Tasharatearl
04/02/2025
A Decade of Homicide in St. Louis: Power, Programs, and the Push for Peace (2016–2025)
BY VOTP NEWS STAFF
St. Louis, MO - Between 2016 and 2025, St. Louis witnessed nearly 2,000 homicides—each one a life lost, a family shattered, and a community wounded. Amid surging violence, shifting political power, and mounting public frustration, the city cycled through leaders, programs, and policies—all while trying to answer the same question: how do we stop the killing?
A Deadly Decade in Numbers
According to official reports from the St. Louis Metropolitan Police Department (SLMPD), homicide totals over the last ten years are as follows:
2016: 188
2017: 205
2018: 186
2019: 194
2020: 263 (highest in over 50 years)
2021: 200
2022: 201
2023: 160
2024: 150 (lowest in over a decade)
2025 (as of March 31): 23
The 2020 spike, which occurred during the COVID-19 pandemic and nationwide protests following the murder of George Floyd, placed St. Louis at the top of homicide rates among major U.S. cities per capita. With overloaded caseloads and a fractured relationship between police and community, St. Louis became a case study in urban crisis.
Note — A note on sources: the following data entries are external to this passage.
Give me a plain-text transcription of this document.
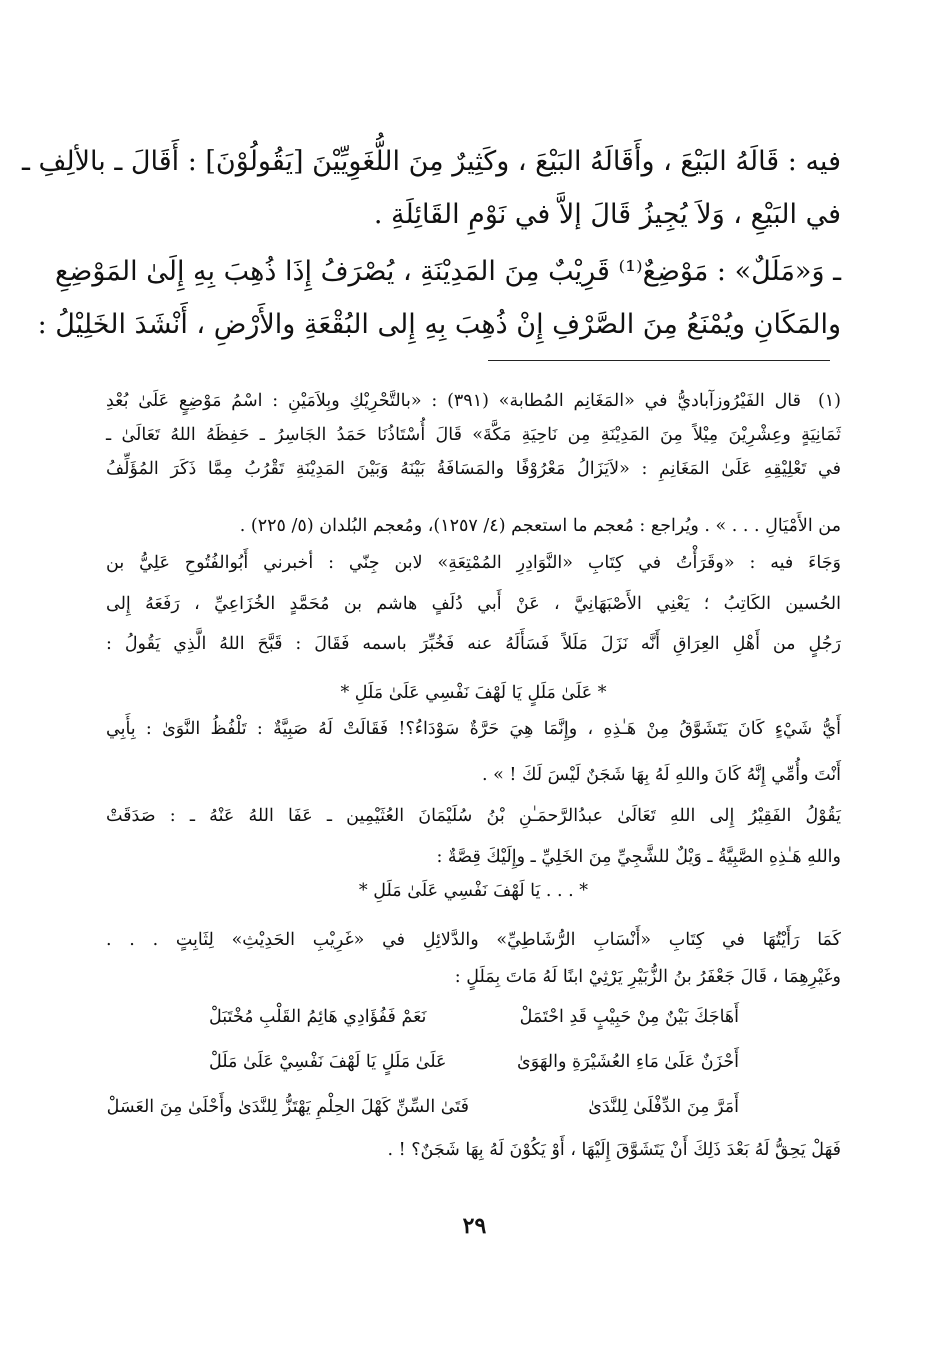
فيه : قَالَهُ البَيْعَ ، وأَقَالَهُ البَيْعَ ، وكَثِيرٌ مِنَ اللُّغَوِيِّيْنَ [يَقُولُوْنَ] : أَقَالَ ـ بالألِفِ ـ
في البَيْعِ ، وَلاَ يُجِيزُ قَالَ إلاَّ في نَوْمِ القَائِلَةِ .
ـ وَ«مَلَلٌ» : مَوْضِعٌ⁽¹⁾ قَرِيْبٌ مِنَ المَدِيْنَةِ ، يُصْرَفُ إِذَا ذُهِبَ بِهِ إِلَىٰ المَوْضِعِ
والمَكَانِ ويُمْنَعُ مِنَ الصَّرْفِ إِنْ ذُهِبَ بِهِ إِلى البُقْعَةِ والأَرْضِ ، أَنْشَدَ الخَلِيْلُ :
(١)
قال الفَيْرُوزآباديُّ في «المَغَانِم المُطابة» (٣٩١) : «بالتَّحْرِيْكِ وبِلاَمَيْنِ : اسْمُ مَوْضِعٍ عَلَىٰ بُعْدِ
ثَمَانِيَةٍ وعِشْرِيْنَ مِيْلاً مِنَ المَدِيْنَةِ مِن نَاحِيَةِ مَكَّةَ» قَالَ أُسْتَاذُنَا حَمَدُ الجَاسِرُ ـ حَفِظَهُ اللهُ تَعَالَىٰ ـ
في تَعْلِيْقِهِ عَلَىٰ المَغَانِمِ : «لاَيَزَالُ مَعْرُوْفًا والمَسَافَةُ بَيْنَهُ وَبَيْنَ المَدِيْنَةِ تَقْرُبُ مِمَّا ذَكَرَ المُؤَلِّفُ
من الأَمْيَالِ . . . » . ويُراجع : مُعجم ما استعجم (٤/ ١٢٥٧)، ومُعجم البُلدان (٥/ ٢٢٥) .
وَجَاءَ فيه : «وقَرَأْتُ في كِتَابِ «النَّوَادِرِ المُمْتِعَةِ» لابن جِنّي : أخبرني أَبُوالفُتُوحِ عَلِيُّ بن
الحُسين الكَاتِبُ ؛ يَعْنِي الأَصْبَهَانِيَّ ، عَنْ أَبي دُلَفٍ هاشم بن مُحَمَّدٍ الخُزَاعِيِّ ، رَفَعَهُ إِلى
رَجُلٍ من أَهْلِ العِرَاقِ أَنَّه نَزَلَ مَلَلاً فَسَأَلَهُ عنه فَخُبِّرَ باسمه فَقَالَ : قَبَّحَ اللهُ الَّذِي يَقُولُ :
* عَلَىٰ مَلَلٍ يَا لَهْفَ نَفْسِي عَلَىٰ مَلَلِ *
أَيُّ شَيْءٍ كَانَ يَتَشَوَّقُ مِنْ هَـٰذِهِ ، وإِنَّمَا هِيَ حَرَّةٌ سَوْدَاءُ؟! فَقَالَتْ لَهُ صَبِيَّةٌ : تَلْفُظُ النَّوَىٰ : بِأَبِي
أَنْتَ وأُمِّي إِنَّهُ كَانَ واللهِ لَهُ بِهَا شَجَنٌ لَيْسَ لَكَ ! » .
يَقُوْلُ الفَقِيْرُ إِلى اللهِ تَعَالَىٰ عبدُالرَّحمَـٰنِ بْنُ سُلَيْمَانَ العُثَيْمِين ـ عَفَا اللهُ عَنْهُ ـ : صَدَقَتْ
واللهِ هَـٰذِهِ الصَّبِيَّةُ ـ وَيْلٌ للشَّجِيِّ مِنَ الخَلِيِّ ـ وإِلَيْكَ قِصَّةٌ :
* . . . يَا لَهْفَ نَفْسِي عَلَىٰ مَلَلِ *
كَمَا رَأَيْتُهَا في كِتَابِ «أَنْسَابِ الرُّشَاطِيِّ» والدَّلائِلِ في «غَرِيْبِ الحَدِيْثِ» لِثَابِتٍ . . .
وغَيْرِهِمَا ، قَالَ جَعْفَرُ بنُ الزُّبَيْرِ يَرْثِيْ ابنًا لَهُ مَاتَ بِمَلَلٍ :
أَهَاجَكَ بَيْنٌ مِنْ حَبِيْبٍ قَدِ احْتَمَلْ
نَعَمْ فَفُؤَادِي هَائِمُ القَلْبِ مُخْتَبَلْ
أَحْزَنٌ عَلَىٰ مَاءِ العُشَيْرَةِ والهَوَىٰ
عَلَىٰ مَلَلٍ يَا لَهْفَ نَفْسِيْ عَلَىٰ مَلَلْ
أَمَرَّ مِنَ الدِّفْلَىٰ لِلنَّدَىٰ
فَتَىٰ السِّنِّ كَهْلَ الحِلْمِ يَهْتَزُّ لِلنَّدَىٰ وأَحْلَىٰ مِنَ العَسَلْ
فَهَلْ يَحِقُّ لَهُ بَعْدَ ذَلِكَ أَنْ يَتَشَوَّقَ إِلَيْهَا ، أَوْ يَكُوْنَ لَهُ بِهَا شَجَنٌ؟ ! .
٢٩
Leadership Through the Storm
Three mayors and four police chiefs led the city through this turbulent period:
Mayors:
Francis Slay (until April 2017)
Lyda Krewson (April 2017 – April 2021)
Tishaura Jones (April 2021 – Present)
Police Chiefs:
Sam Dotson (until April 2017)
Lawrence O'Toole (Interim, 2017)
John Hayden (Dec. 2017 – 2021)
Robert Tracy (Jan. 2023 – Present)
Krewson introduced the controversial Cure Violence program in 2019, borrowing a public health model created by Dr. Gary Slutkin in Chicago. The initiative launched in three of the city's most violence-plagued neighborhoods: Dutchtown, Wells-Goodfellow, and Walnut Park West. Local organizations such as the Urban League and Employment Connection staffed “violence interrupters” to mediate conflict and prevent retaliation.
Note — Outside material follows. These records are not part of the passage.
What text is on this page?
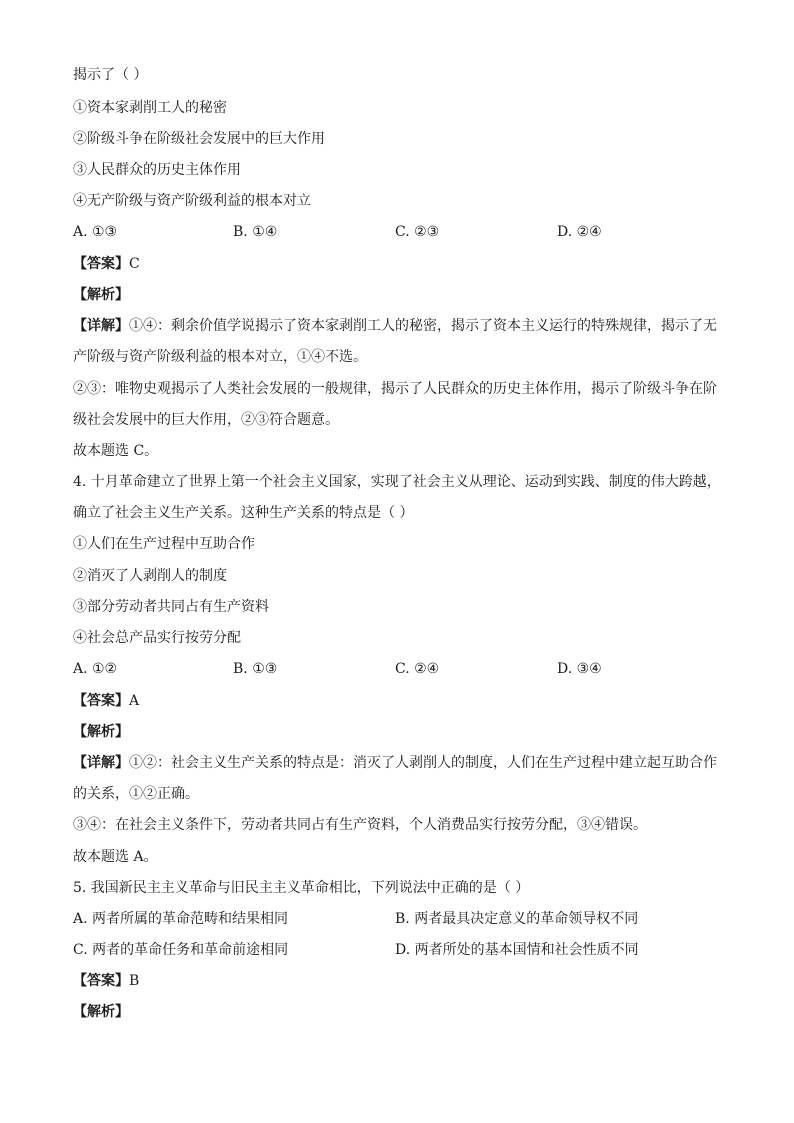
揭示了（ ）
①资本家剥削工人的秘密
②阶级斗争在阶级社会发展中的巨大作用
③人民群众的历史主体作用
④无产阶级与资产阶级利益的根本对立
A. ①③	B. ①④	C. ②③	D. ②④
【答案】C
【解析】
【详解】①④：剩余价值学说揭示了资本家剥削工人的秘密，揭示了资本主义运行的特殊规律，揭示了无
产阶级与资产阶级利益的根本对立，①④不选。
②③：唯物史观揭示了人类社会发展的一般规律，揭示了人民群众的历史主体作用，揭示了阶级斗争在阶
级社会发展中的巨大作用，②③符合题意。
故本题选 C。
4. 十月革命建立了世界上第一个社会主义国家，实现了社会主义从理论、运动到实践、制度的伟大跨越，
确立了社会主义生产关系。这种生产关系的特点是（ ）
①人们在生产过程中互助合作
②消灭了人剥削人的制度
③部分劳动者共同占有生产资料
④社会总产品实行按劳分配
A. ①②	B. ①③	C. ②④	D. ③④
【答案】A
【解析】
【详解】①②：社会主义生产关系的特点是：消灭了人剥削人的制度，人们在生产过程中建立起互助合作
的关系，①②正确。
③④：在社会主义条件下，劳动者共同占有生产资料，个人消费品实行按劳分配，③④错误。
故本题选 A。
5. 我国新民主主义革命与旧民主主义革命相比，下列说法中正确的是（ ）
A. 两者所属的革命范畴和结果相同	B. 两者最具决定意义的革命领导权不同
C. 两者的革命任务和革命前途相同	D. 两者所处的基本国情和社会性质不同
【答案】B
【解析】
However, a 2023 evaluation by Washington University found mixed results. While Wells-Goodfellow showed some progress, the other zones saw little measurable improvement. By late 2023, Mayor Jones ended the city’s Cure Violence contract and brought in Mission: St. Louis to develop a new strategy for violence intervention.
The VPC’s Broader Vision
While Cure Violence focused on a neighborhood-level approach, the St. Louis Area Violence Prevention Commission (VPC) has operated with a broader regional scope. Formed to coordinate responses between city and county governments, institutions, and community groups, VPC works to reduce nonfatal shootings, promote trauma-informed programs, and unify regional efforts.
The VPC doesn't run Cure Violence but often intersects with similar goals: reduce harm, prevent cycles of violence, and build data-driven public safety frameworks. Their mission is to ensure that strategies across agencies are aligned, adequately resourced, and rooted in evidence—not politics.
The State Steps In
In March 2025, Missouri Governor Mike Kehoe signed legislation stripping the City of St. Louis of local control over its police department—returning oversight to a state-appointed board. The move reignited debate over accountability, race, and the future of law enforcement in the city.
Critics called it a power grab. Supporters called it a reset. But either way, the shift marks a turning point in the city’s effort to curb violence—and raises questions about whether state intervention will succeed where local control stumbled.
Signs of Hope?
Despite the historic challenges, 2024 ended with the lowest homicide count in over a decade: 150 deaths. And by March 2025, the city had recorded only 23 homicides—a 55% drop compared to the same time the year before. Analysts credit new data-driven policing under Chief Robert Tracy, improved communication between departments, and the city’s decision to reinvest in youth and reentry programs.
Still, more than 1,000 homicides since 2014 remain unsolved, leaving families without justice and neighborhoods without closure.
The Takeaway
From overlapping programs to political shifts and record-breaking losses, the story of homicide in St. Louis is one of complexity and contradiction. Solutions have been attempted, abandoned, and reimagined. But the city’s challenge remains: how to end the cycle of violence without leaving its most vulnerable communities behind.
VOTP News will continue to follow the numbers, the names, and the policies—because understanding where we’ve been is the only way forward.